Observa-se na prática, que a pena de prestação de serviço à comunidade sofre, senão alguns
impedimentos, mas alguns fatores que dificultam sobremaneira sua efetividade, a exemplo do
preconceito. A prestação de serviço à comunidade não pode ser encarada como trabalho forçados, o
que é terminantemente proibida pela nossa Carta Magna. Esse dispositivo proibitivo colima a
consecução do princípio da dignidade humana. Dessa forma, o trabalho, em forma de pena
alternativa deve ser entendida até mesmo como um direito do apenado.
Ficou claro que a ressocialização não é para todos, isto é, nem todos submetidos a penas
com esse intuito lograram êxito. É dessa forma, uma loteria, sendo que o Estado deve apostar em
todos. Não pode o Estado apostar num e noutro não, deve sim oferecer suporte para a
ressocialização de todos, desde que atendidos os pressupostos de aplicação.
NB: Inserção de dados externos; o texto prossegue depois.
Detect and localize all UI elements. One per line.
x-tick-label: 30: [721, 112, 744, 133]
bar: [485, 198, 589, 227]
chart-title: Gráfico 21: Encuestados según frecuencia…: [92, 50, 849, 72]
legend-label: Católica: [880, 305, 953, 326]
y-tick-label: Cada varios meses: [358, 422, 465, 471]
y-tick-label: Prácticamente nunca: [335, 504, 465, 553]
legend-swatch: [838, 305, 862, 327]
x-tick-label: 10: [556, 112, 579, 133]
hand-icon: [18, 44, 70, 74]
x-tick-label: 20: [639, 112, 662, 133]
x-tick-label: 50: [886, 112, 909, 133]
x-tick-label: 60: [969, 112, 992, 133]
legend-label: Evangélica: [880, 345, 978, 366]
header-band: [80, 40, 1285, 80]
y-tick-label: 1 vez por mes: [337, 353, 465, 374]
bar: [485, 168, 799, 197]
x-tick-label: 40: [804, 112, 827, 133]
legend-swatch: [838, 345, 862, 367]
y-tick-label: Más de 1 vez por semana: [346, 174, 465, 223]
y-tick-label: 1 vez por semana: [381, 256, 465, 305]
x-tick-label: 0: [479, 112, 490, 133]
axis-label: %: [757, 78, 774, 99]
Deve-se, a quase todo custo, buscar-se a aplicação de sanções alternativas à pena de
privação de liberdade. Apesar dessa pena de privação da liberdade ter representado a humanização
das penas, ela claramente falhou no objetivo moderno de ressocializar. Uma das alternativas, quiçá
a melhor delas é a prestação de serviços à comunidade, a ser definida à disposição do juiz na
sentença ou se for o caso na execução. É fato que a pena de prestação de serviços, das mais
altruístas, constitui a pena que gera os melhores efeitos.